Since May 1st, Conforto has hit .157/.212/.321. There could be a multitude of reasons why this has happened from major league pitchers figuring him out and Conforto failing to make the needed adjustments to the cortisone shot Conforto needed in his wrist. Bottom line is Conforto has gone from playing at an All Star level to being a player who belongs in the minor leagues. Considering the fact that Terry Collins wants to “shake things up” it may be a signal that the Mets are willing to demote Conforto. It may not be the worst thing for Conforto or the Mets.
Conforto can go to Las Vegas and get himself right. He can spend time down there not only working on his swing but also his approach at the plate. Furthermore, hitting in a hitter’s haven like the Pacific Coast League could do wonders for a player that has been struggling for well over a month in the majors. We all saw how well this worked for Travis d’Arnaud back in 2014. He came back a much better player after his time in the minors. We also saw the positive effects of such a demotion with Keith Hernandez.
In the interim, the Mets could choose to give Alejandro De Aza some additional playing time to see if he can start playing like the player they thought he was when the Mets signed him in the offseason. The Mets could decided to turn to Brandon Nimmo who has been raking in AAA. Maybe, just maybe, the Mets could allow Conforto to start taking grounders at first considering James Loney is not the long term answer and no one knows when Lucas Duda can return from the disabled list.

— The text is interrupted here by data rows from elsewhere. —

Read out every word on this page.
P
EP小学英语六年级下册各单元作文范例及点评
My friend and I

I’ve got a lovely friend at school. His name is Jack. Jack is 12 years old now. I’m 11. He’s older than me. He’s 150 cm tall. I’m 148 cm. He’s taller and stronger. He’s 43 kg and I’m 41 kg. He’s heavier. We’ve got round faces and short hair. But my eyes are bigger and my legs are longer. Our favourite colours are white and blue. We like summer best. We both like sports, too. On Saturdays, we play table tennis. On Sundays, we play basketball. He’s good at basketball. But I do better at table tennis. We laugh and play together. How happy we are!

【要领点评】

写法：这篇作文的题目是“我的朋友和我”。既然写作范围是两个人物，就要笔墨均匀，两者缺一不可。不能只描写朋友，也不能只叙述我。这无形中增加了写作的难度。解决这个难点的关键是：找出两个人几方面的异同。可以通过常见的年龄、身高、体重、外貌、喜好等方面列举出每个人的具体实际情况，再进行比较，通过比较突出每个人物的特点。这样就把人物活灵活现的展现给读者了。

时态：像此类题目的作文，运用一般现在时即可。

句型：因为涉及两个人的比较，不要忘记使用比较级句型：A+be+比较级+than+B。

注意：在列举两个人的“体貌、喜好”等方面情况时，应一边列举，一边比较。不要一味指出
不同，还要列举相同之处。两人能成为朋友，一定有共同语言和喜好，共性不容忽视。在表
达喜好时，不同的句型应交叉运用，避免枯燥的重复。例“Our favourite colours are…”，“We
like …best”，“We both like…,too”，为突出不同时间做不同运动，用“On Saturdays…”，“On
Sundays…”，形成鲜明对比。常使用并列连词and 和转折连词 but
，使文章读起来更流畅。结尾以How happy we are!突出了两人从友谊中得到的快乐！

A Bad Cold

Ultimately, this could be the best thing that has happened to both Conforto and the Mets. If the Mets have designs on returning to the World Series, they are going to need Conforto, who, when right, is the most complete hitter on the team. While he’s finding his stroke in the minors, Nimmo could get his chance to see if he is indeed ready to play in the majors. If Conforto is able to pick up first base, then the Mets could keep Nimmo in left when Conforto is ready to return to the majors. It might be time to send Conforto to AAA for not only his own good, but also for the good of the Mets.
After all, it worked for Keith Hernandez.